The clerk had also mentioned to us that it is a frequent occurrence that people are arrested while there applying for their license or ID. How frequent? Two or three times a week, she said. Apparently, in order to pay fines for tickets (including those for driving without a license) one must have a Driver’s License or State ID. And if you have an outstanding warrant for not paying a ticket, you will be arrested when you come into the office to get the ID you need to be allowed to pay the fine. You’re kind of damned if you do and damned if you don’t! I found it hard to believe that anyone who knew they had a warrant would voluntarily walk into an office full of State Troopers and identify themselves, but as I was watching a young lady all decked out in her best apple bottom jeans and high heels that defied the laws of physics, wearing at least six or seven pounds of jewelry and carrying a purse festooned with an enormous Coach logo was called aside by a Trooper. There was indeed a warrant for her arrest. She was quickly escorted into the back after having been searched and cuffed, while spouting a chorus of, “This is bullshit! This is bullshit!” The young man who had accompanied her into the office actually shook his head and chuckled as they led her away, as he quickly exited the building, presumably before they could check up on him as well.
UPDATE: Just as I had submitted this blog post from my seat in the DMV waiting room, the same State Trooper who had arrested the young lady in the apple bottom jeans approached a couple who had just completed filling out their forms. He told them point blank that he smelled marijuana on them and that they had to undergo a sobriety test. They protested loudly that they had just been “hanging around” with someone else who had been smoking marijuana, but had not smoked it themselves. They summarized their argument with the statement, “We ain’t high!” In a stern tone, he asked them, “Why would you come in here to get your license stinking of marijuana?” The female replied, “What-evah!” to which the Trooper responded, “If you’re going to cop an attitude we can do this the hard way,” efficiently cuffing both of them and leading them into the back room. This place is a gold mine for blog fodder.

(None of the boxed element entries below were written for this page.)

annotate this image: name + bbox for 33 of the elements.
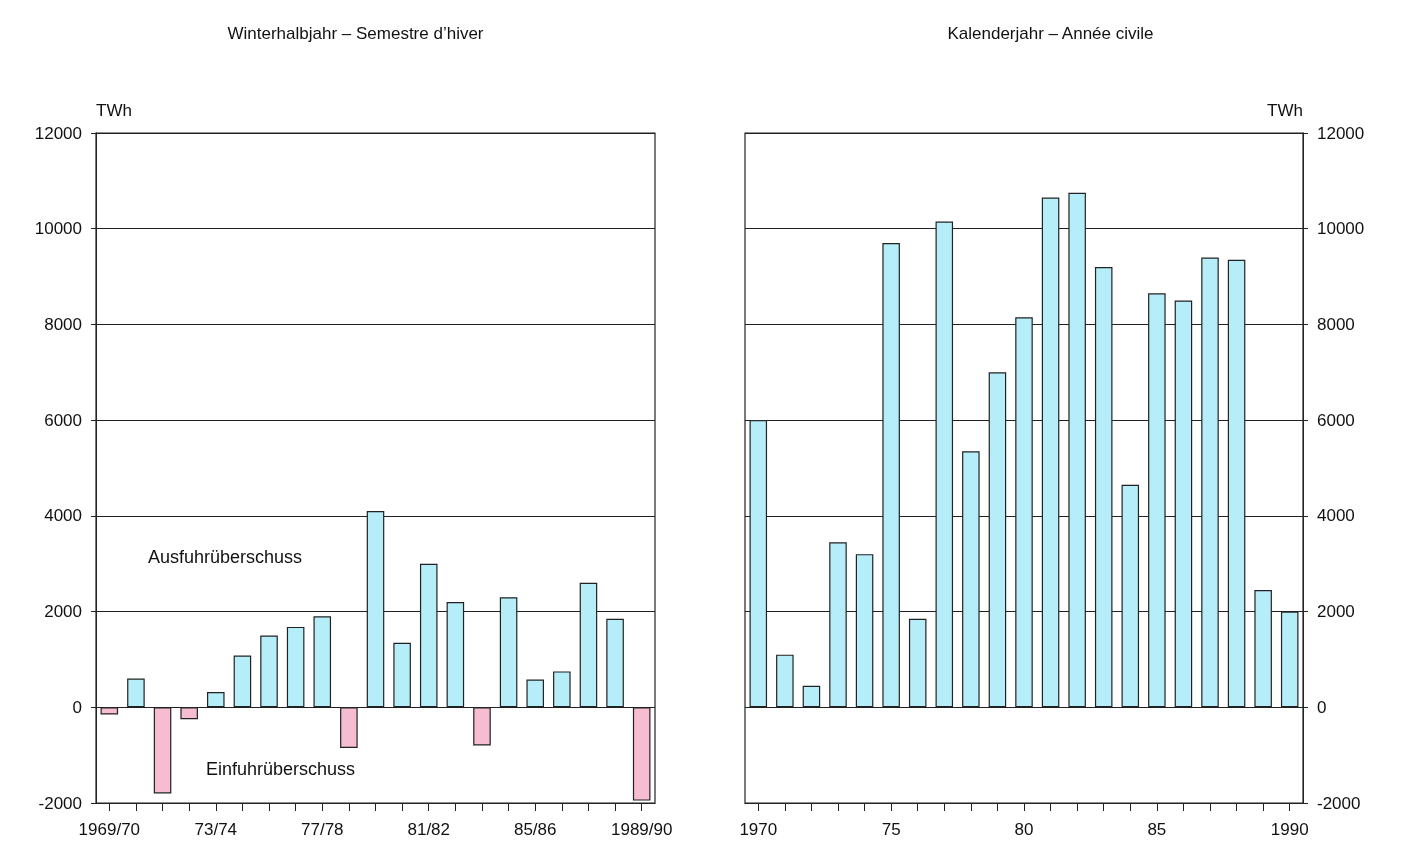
y2-tick-label: 0: [1317, 697, 1327, 717]
y2-tick-label: 8000: [1317, 314, 1355, 334]
y-tick-label: 0: [72, 697, 82, 717]
x-tick-label: 1969/70: [78, 820, 141, 839]
x-tick-label: 81/82: [407, 820, 451, 839]
x-tick-label: 75: [881, 820, 901, 839]
x-tick-label: 1970: [739, 820, 778, 839]
y-tick-label: 12000: [34, 123, 82, 143]
x-tick-label: 85/86: [513, 820, 557, 839]
y-tick-label: 4000: [44, 506, 82, 526]
y-tick-label: 10000: [34, 219, 82, 239]
annotation: Ausfuhrüberschuss: [148, 547, 303, 567]
x-tick-label: 1990: [1270, 820, 1309, 839]
y2-axis-title: TWh: [1267, 101, 1303, 120]
x-tick-label: 73/74: [194, 820, 238, 839]
y-tick-label: 2000: [44, 602, 82, 622]
y2-tick-label: 2000: [1317, 602, 1355, 622]
y-tick-label: -2000: [38, 793, 82, 813]
y2-tick-label: 6000: [1317, 410, 1355, 430]
x-tick-label: 1989/90: [610, 820, 673, 839]
x-tick-label: 80: [1014, 820, 1034, 839]
y2-tick-label: 10000: [1317, 219, 1365, 239]
chart-title: Kalenderjahr – Année civile: [947, 24, 1154, 43]
y-tick-label: 6000: [44, 410, 82, 430]
x-tick-label: 85: [1147, 820, 1167, 839]
y-tick-label: 8000: [44, 314, 82, 334]
y2-tick-label: 4000: [1317, 506, 1355, 526]
chart-title: Winterhalbjahr – Semestre d’hiver: [227, 24, 484, 43]
y2-tick-label: 12000: [1317, 123, 1365, 143]
y2-tick-label: -2000: [1317, 793, 1361, 813]
y-axis-title: TWh: [96, 101, 132, 120]
annotation: Einfuhrüberschuss: [206, 759, 356, 779]
x-tick-label: 77/78: [300, 820, 344, 839]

UPDATE #2: The mother (well, some sort of maternal figure anyway) of the couple who were just arrested for smoking marijuana just showed up. She’s raising holy hell! She is making a big stink about getting the Trooper’s badge number and telling the couple to shut up while she “handles this.” The matriarch keeps saying, “You wrong! You wrong! They ain’t smokin’ nothing!” The Trooper is doing an excellent job of calmly explaining that smelling marijuana gives him probable cause to search them and to have them undergo a sobriety test since they drove to the DMV office. It seems the young man may have bigger troubles though, as the Trooper asked the matriarch for the phone number for his parole officer. The young woman has been released, and the matriarch and she are in the lobby comparing notes on how what the Trooper is doing is “Jus’ wrong!” The young woman is arguing that “I could smoke up every day eighteen hours a day and he won’t smell nothin’ on me. This is bullshit!” (A familiar refrain. Perhaps she is acquainted with the woman in the apple bottom jeans.)
UPDATE #3: Now the Trooper is telling the matriarch that he needs to have a “Come to Jesus” talk with her, too, because she also smells like marijuana. He’s cuffing her as she protests, “Don’t you tug on me! I got the arthur-itis!” Looks like she’s in for a search as well. If any more family members show up, there may not be anyone left to bail them all out!